The Executive Secretary of the Importers and Exporters Association of Ghana, Sampson Awingobit Asaaki, explained that investors had committed a lot of resources to the exportation of the product and the ban will result in a huge revenue loss.
“I want to treat this issue with all the contempt that it deserves, the reason being that I have some investors who have invested so much of their proceeds or funds to support Ghanaian cashew producers, and they were expecting that after the harvesting of cashew, they will come and buy it and embark on exports.

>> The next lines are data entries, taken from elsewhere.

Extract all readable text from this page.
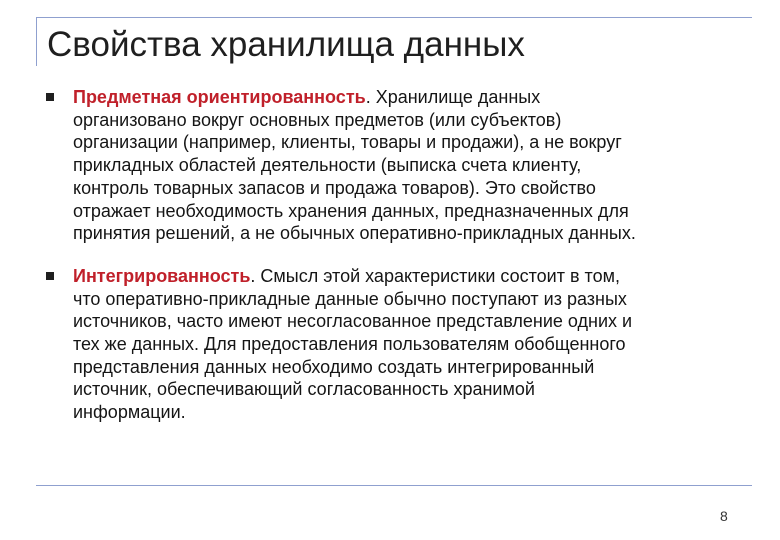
Свойства хранилища данных
Предметная ориентированность. Хранилище данных
организовано вокруг основных предметов (или субъектов)
организации (например, клиенты, товары и продажи), а не вокруг
прикладных областей деятельности (выписка счета клиенту,
контроль товарных запасов и продажа товаров). Это свойство
отражает необходимость хранения данных, предназначенных для
принятия решений, а не обычных оперативно-прикладных данных.
Интегрированность. Смысл этой характеристики состоит в том,
что оперативно-прикладные данные обычно поступают из разных
источников, часто имеют несогласованное представление одних и
тех же данных. Для предоставления пользователям обобщенного
представления данных необходимо создать интегрированный
источник, обеспечивающий согласованность хранимой
информации.
8
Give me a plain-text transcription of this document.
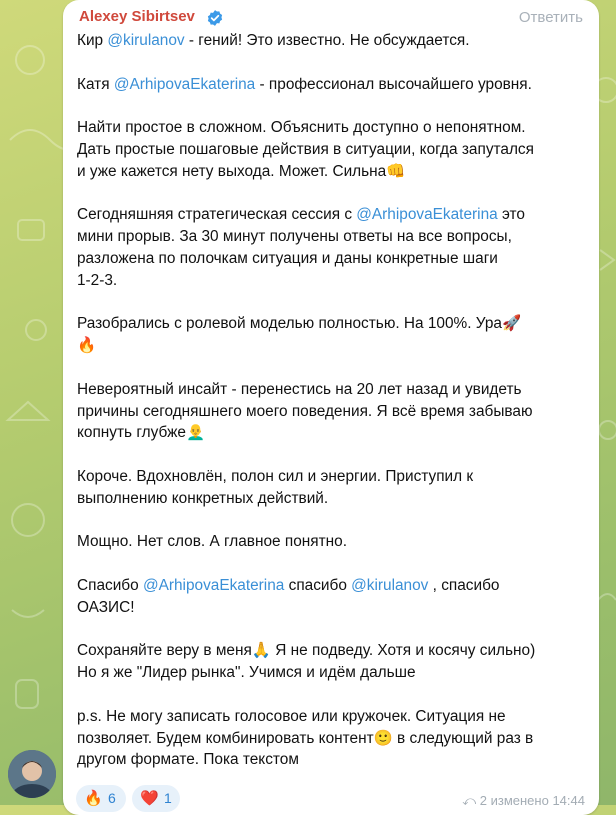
Alexey Sibirtsev	Ответить

Кир @kirulanov - гений! Это известно. Не обсуждается.

Катя @ArhipovaEkaterina - профессионал высочайшего уровня.

Найти простое в сложном. Объяснить доступно о непонятном.
Дать простые пошаговые действия в ситуации, когда запутался
и уже кажется нету выхода. Может. Сильна👊

Сегодняшняя стратегическая сессия с @ArhipovaEkaterina это
мини прорыв. За 30 минут получены ответы на все вопросы,
разложена по полочкам ситуация и даны конкретные шаги
1-2-3.

Разобрались с ролевой моделью полностью. На 100%. Ура🚀
🔥

Невероятный инсайт - перенестись на 20 лет назад и увидеть
причины сегодняшнего моего поведения. Я всё время забываю
копнуть глубже👨‍🦲

Короче. Вдохновлён, полон сил и энергии. Приступил к
выполнению конкретных действий.

Мощно. Нет слов. А главное понятно.

Спасибо @ArhipovaEkaterina спасибо @kirulanov , спасибо
ОАЗИС!

Сохраняйте веру в меня🙏 Я не подведу. Хотя и косячу сильно)
Но я же "Лидер рынка". Учимся и идём дальше

p.s. Не могу записать голосовое или кружочек. Ситуация не
позволяет. Будем комбинировать контент🙂 в следующий раз в
другом формате. Пока текстом

🔥 6 ❤️ 1	⤺ 2 изменено 14:44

You know Ghana is one of the countries that is facilitating it for Burkina Faso and Mali,” he responded in an interview with Citi FM.
The Ministry of Trade earlier imposed an embargo on the exportation of cashew in order to retain a sizeable quantity for domestic industries.
The main harvesting season falls between January and June but the ministry insists that there shall be no exports between March 31 and May 31.
“Any raw cashew nuts that are brought to the ports or borders of Ghana for export between March 31 and May 31 shall be confiscated to the state,” the statement signed by the sector minister, Mr Ekow Spio-Gabrah, indicated.
The directive is aimed at protecting local industries who struggle to acquire cashew and resort to importing a large quantity of the nut, a situation which, in 2015, led to the shutdown of nine cashew processing plants out of a total of 13 in the country.
According to the ministry, there was a decline in the quantity of processed cashew from 4,250 tonnes to 2,500 tonnes in 2015, even though processed cashew attracts higher revenue after exports.
“This implies that the industry is operating at just five per cent of its installed processing capacity of 65,890 tonnes,” the release from the ministry further stated.